Artist Barbara Kruger Turns a Bland Building Into a Screaming Statement. Time To Listen Up.
Barbara Kruger is yelling. In an extraordinary new Hollywood mural, the artist who is known for often blunt, declarative works that use plain language and sharp graphic design in ruminative ways has amped up the rhetoric.
Good for her. American society’s doomsday clock is ticking, and not only in a nuclear sense. Welcome her shouts.
At LAXART, the independent nonprofit venue that has just revamped its exhibition space, Kruger commandeers the otherwise modest building’s façade at a much-traveled corner on Santa Monica Boulevard. In mostly black, uppercase, sans serif typeface, poetic rat-a-tat-tat grabs passersby on foot or wheels.
When it comes to ordinary street signage for a pizzeria or muffler shop, we’re used to something more playful or beguiling than “break it, own it, steal it, loan it, kiss it, slap it, hug it, hurt it.” Kruger’s printed verb commands are like the frieze on a classical temple’s entablature; they’re held aloft by fat vertical “columns” between blocked-out windows.
Holding up the abusive orders, the columns’ white words on a black background sputter motivations: “pleasure, power, profit, property, poverty.” Rising from beneath the windows across a podium painted vivid green, foundational words demand: “privatize, monetize, moralize, terrorize.”
Atop such base ultimatums, the “it” that is being broken, owned, stolen and hurt is unidentified. Instead, the object of the punishing verbal actions is neutralized; it is something less than human, not irreplaceable.
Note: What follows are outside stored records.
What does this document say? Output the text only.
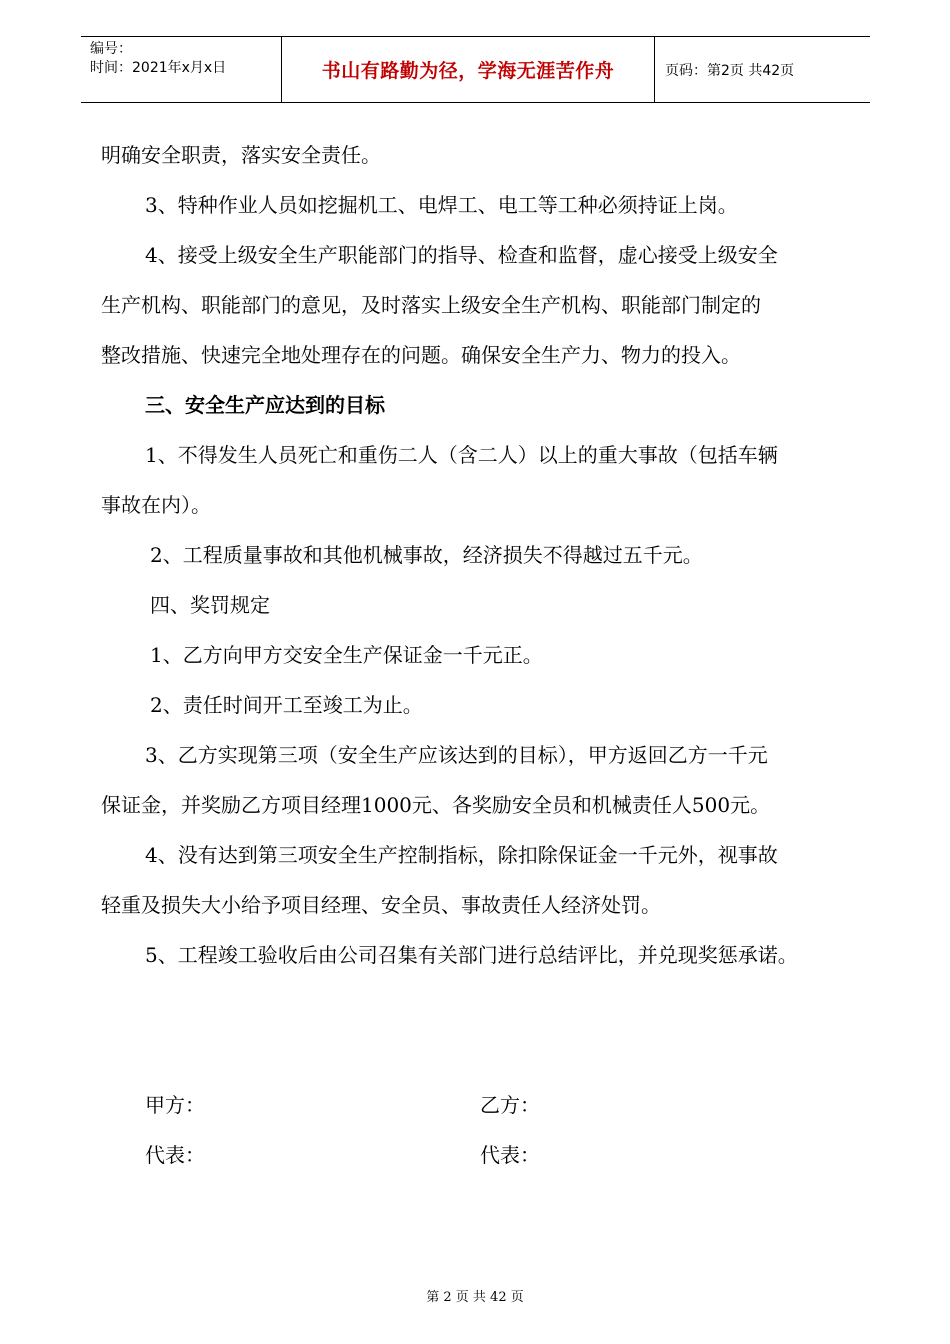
编号：
时间：2021年x月x日	书山有路勤为径，学海无涯苦作舟	页码：第2页 共42页
明确安全职责，落实安全责任。
3、特种作业人员如挖掘机工、电焊工、电工等工种必须持证上岗。
4、接受上级安全生产职能部门的指导、检查和监督，虚心接受上级安全
生产机构、职能部门的意见，及时落实上级安全生产机构、职能部门制定的
整改措施、快速完全地处理存在的问题。确保安全生产力、物力的投入。
三、安全生产应达到的目标
1、不得发生人员死亡和重伤二人（含二人）以上的重大事故（包括车辆
事故在内）。
2、工程质量事故和其他机械事故，经济损失不得越过五千元。
四、奖罚规定
1、乙方向甲方交安全生产保证金一千元正。
2、责任时间开工至竣工为止。
3、乙方实现第三项（安全生产应该达到的目标），甲方返回乙方一千元
保证金，并奖励乙方项目经理1000元、各奖励安全员和机械责任人500元。
4、没有达到第三项安全生产控制指标，除扣除保证金一千元外，视事故
轻重及损失大小给予项目经理、安全员、事故责任人经济处罚。
5、工程竣工验收后由公司召集有关部门进行总结评比，并兑现奖惩承诺。
甲方：	乙方：
代表：	代表：
第 2 页 共 42 页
And that’s just one side of the building, running along a banal strip of the boulevard. Text continues along the east side of the building too. Words wrap the protruding, porch-like entrance to the art gallery at the corner to inquire of visitors “who owns what?”
Kruger’s stark, carefully laid out design cleverly turns the façade of an innocuous strip-building into the memory of a Greek temple, the classical style in which art museums were once conventionally built. Entablature, column, podium, portico — her graphic version is stripped of ornament.
In this it recalls her unforgettable text-façade for the Italian pavilion at the 2005 Venice Biennale. Kruger, representing the United States at an international art festival in the middle of the violent administration of George W. Bush, underscored the stripped classicism of the 1932 building — an architectural emblem of the era’s fascist rule.
Fast forward to 2018.
The tensions between representative democracy, always imperfect, and authoritarian power, always a threat, are now being pushed to the limit. Kruger’s cautionary “Untitled (it)” shouts that enough is enough, all while seeming certain that it is not.